Regresso à cidadania

Começam a deixar os manicômios os doentes beneficiados
por projeto que prevê a liberação dos enfermos aptos
a voltar a viver na sociedade


Celina Côrtes

Maria Soares Lacerda, 62 anos, é conhecida no Instituto Psiquiátrico Nise da Silveira, no Engenho de Dentro, Rio de Janeiro, como Gatinha. Estranho apelido. Maria tem excesso de peso, faltam-lhe vários dentes e a tintura avermelhada do cabelo curto deixa aparecer uma infinidade de fios brancos. Sua primeira internação foi aos 22 anos. Aos 37, chegou à Colônia Juliano Moreira, em Jacarepaguá. Em 1983, ela foi internada no Hospital Psiquiátrico Pedro II, que no ano passado passou a se chamar Nise da Silveira. Nesses 20 anos dentro desse hospital, não havia sequer diagnóstico para seu problema mental. Há muito tempo Maria deixou de ter crises – ela ficava extremamente agressiva –, mas, mesmo assim, vivia confinada à rotina sombria do manicômio. Na segunda-feira 2 de junho, sua expressão triste se transformou em um largo sorriso, quando se mudou, de malas, sacos e ventilador, para a casa de sua irmã, Doralice Lima, 60 anos, em Austin, na Baixada Fluminense. “Gosto daqui, mas tenho que ficar com a família”, justificou Gatinha antes de partir.

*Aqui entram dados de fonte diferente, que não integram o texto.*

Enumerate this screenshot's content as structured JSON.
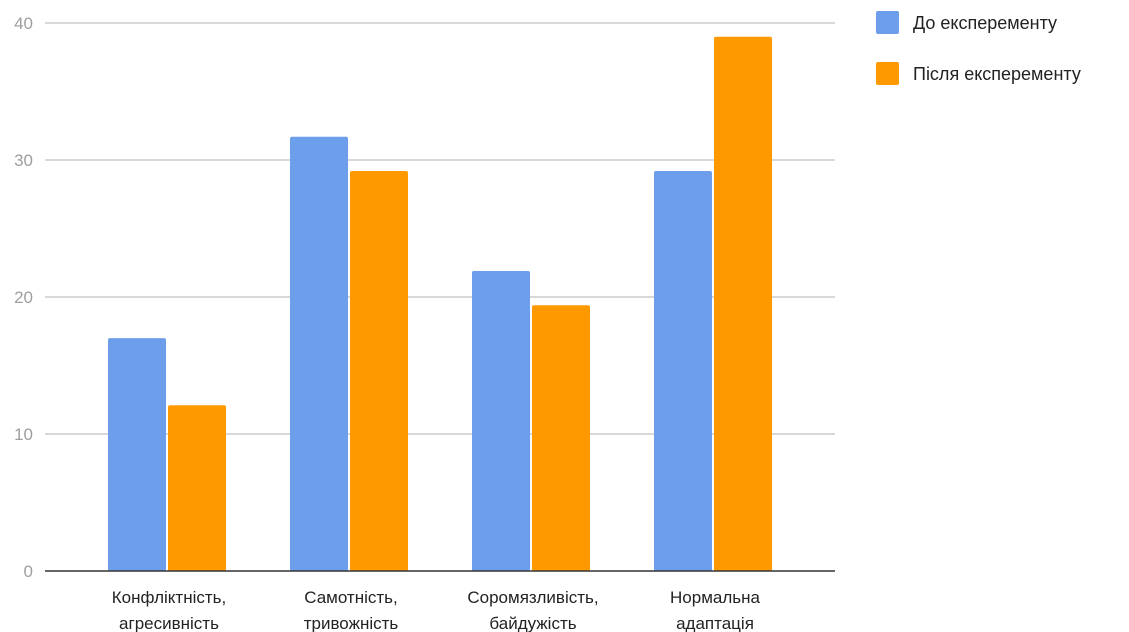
{
  "chart_data": {
    "type": "bar",
    "categories": [
      [
        "Конфліктність,",
        "агресивність"
      ],
      [
        "Самотність,",
        "тривожність"
      ],
      [
        "Соромязливість,",
        "байдужість"
      ],
      [
        "Нормальна",
        "адаптація"
      ]
    ],
    "series": [
      {
        "name": "До експеременту",
        "values": [
          17,
          31.7,
          21.9,
          29.2
        ],
        "color": "#6d9eeb"
      },
      {
        "name": "Після експеременту",
        "values": [
          12.1,
          29.2,
          19.4,
          39
        ],
        "color": "#ff9900"
      }
    ],
    "ylim": [
      0,
      40
    ],
    "yticks": [
      "0",
      "10",
      "20",
      "30",
      "40"
    ],
    "grid": true,
    "legend": "top-right",
    "title": "",
    "xlabel": "",
    "ylabel": ""
  }
}
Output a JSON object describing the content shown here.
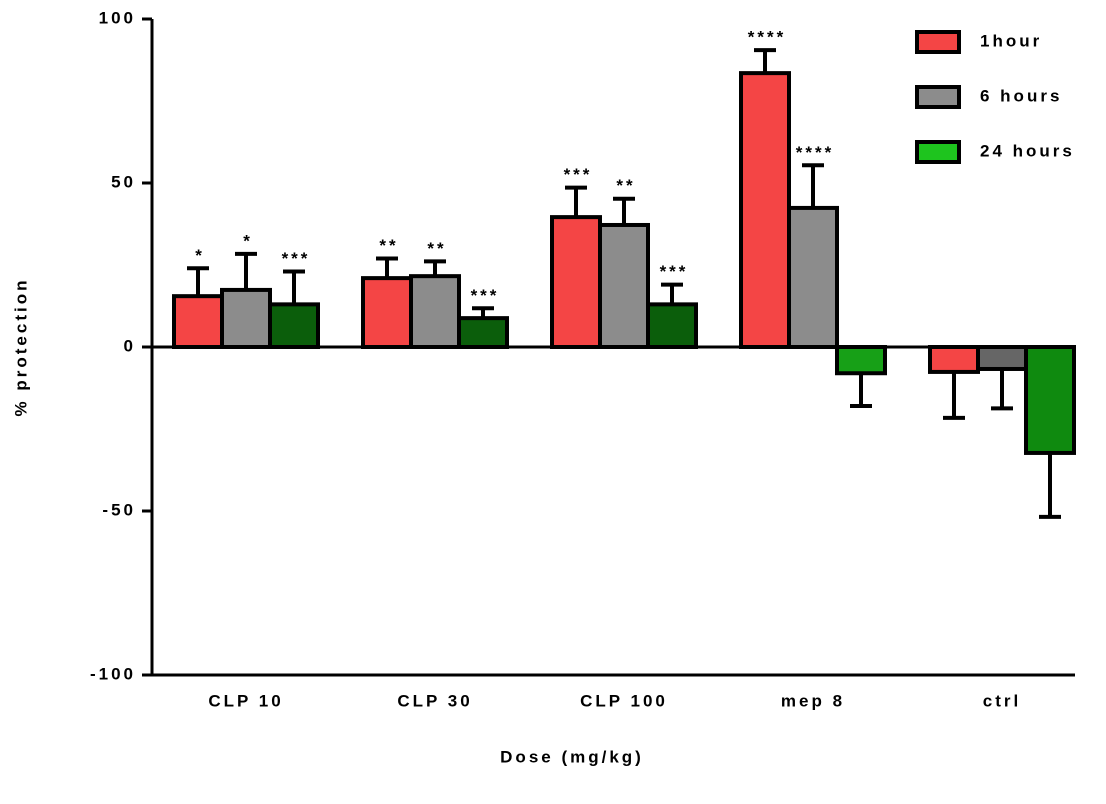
{
  "chart_data": {
    "type": "bar",
    "x_label": "Dose (mg/kg)",
    "y_label": "% protection",
    "categories": [
      "CLP 10",
      "CLP 30",
      "CLP 100",
      "mep 8",
      "ctrl"
    ],
    "ylim": [
      -100,
      100
    ],
    "yticks": [
      -100,
      -50,
      0,
      50,
      100
    ],
    "legend": "top-right",
    "series": [
      {
        "name": "1hour",
        "color": "#f44545",
        "colors": [
          "#f44545",
          "#f44545",
          "#f44545",
          "#f44545",
          "#f44545"
        ],
        "values": [
          15.5,
          21,
          39.6,
          83.5,
          -7.6
        ],
        "errors": [
          8.5,
          6,
          9,
          7,
          14
        ],
        "annotations": [
          "*",
          "**",
          "***",
          "****",
          null
        ]
      },
      {
        "name": "6 hours",
        "color": "#8c8c8c",
        "colors": [
          "#8c8c8c",
          "#8c8c8c",
          "#8c8c8c",
          "#8c8c8c",
          "#666666"
        ],
        "values": [
          17.4,
          21.6,
          37.2,
          42.4,
          -6.7
        ],
        "errors": [
          11,
          4.5,
          8,
          13,
          12
        ],
        "annotations": [
          "*",
          "**",
          "**",
          "****",
          null
        ]
      },
      {
        "name": "24 hours",
        "color": "#1ec41e",
        "colors": [
          "#0b5e0b",
          "#0b5e0b",
          "#0b5e0b",
          "#17a017",
          "#0f8a0f"
        ],
        "values": [
          13,
          8.8,
          13,
          -8,
          -32.3
        ],
        "errors": [
          10,
          3,
          6,
          10,
          19.5
        ],
        "annotations": [
          "***",
          "***",
          "***",
          null,
          null
        ]
      }
    ]
  }
}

Maria está entre os cinco primeiros pacientes do Rio que receberam a bolsa de incentivo à não-hospitalização, de dois salários mínimos (R$ 480), criada pela Lei Municipal 3.400, de 2002. É um passaporte para a liberdade a doentes internados que apresentam condições de viver na sociedade. O dinheiro vai para o paciente ou para sua família. Ele pode ser abrigado pelos parentes, como Gatinha, ou morar sozinho. A legislação carioca foi baseada no projeto que o presidente Luiz Inácio Lula da Silva assinou há duas semanas, após 12 anos de discussão. O texto, enviado para o Congresso, contém as diretrizes do Programa Federal de Saúde Mental. “Nossa expectativa é de que sua aprovação saia em três meses”, festeja Pedro Delgado, coordenador de Saúde Mental do Ministério da Saúde. Ele estima que dois mil doentes trocarão os hospitais psiquiátricos pelas bolsas ainda este ano, e outros 15 mil até 2007.

O projeto não prevê o fechamento dos manicômios, mas das vagas, trocadas pelas bolsas e não mais reabertas. Hoje existem 55 mil leitos em 244 hospitais psiquiátricos no Brasil. No projeto federal, a bolsa é de um salário mínimo (R$ 240). Além de humanizar a vida dos doentes, a iniciativa representa uma economia: a internação custa em média R$ 800 por mês aos cofres públicos. Na prática, a estratégia não significa jogar os doentes na rua, mas manter o tratamento em centros especializados e acompanhamento dos pacientes em suas próprias casas. Esta tendência começou na década de 60, a partir das idéias do psiquiatra italiano Franco Basaglia, segundo as quais deve-se dar cidadania aos doentes mentais, o que significa direito ao lazer, ao trabalho e à moradia.

Maria, a Gatinha, é uma das primeiras brasileiras a se beneficiarem dessa tendência. Sua saída do hospital só foi possível porque, além de não ter mais crises há vários anos, ela conta com o apoio da família. Sua irmã e sobrinhos já tinham contato com ela, mas as relações se estreitaram há dois anos – Maria começou a passar férias com os familiares e a visitá-los a cada 15 dias. “A família não acreditava que ela pudesse viver longe do manicômio. Mas, com a convivência, sentiram segurança. Só puderam recebê-la depois que a bolsa foi liberada, porque são muito pobres”, conta a psicóloga Monica Ramos. O vínculo familiar de Maria e sua capacidade de se readaptar à vida além-muros foram decisivos para sua escolha, entre 150 pacientes que ainda vagam pelo hospital. “Não é uma escala de habilidades, mas de possibilidades. Muitos não podem se administrar sozinhos”, avalia a assistente social Clema Santos, responsável pela seleção dos candidatos à “liberdade”.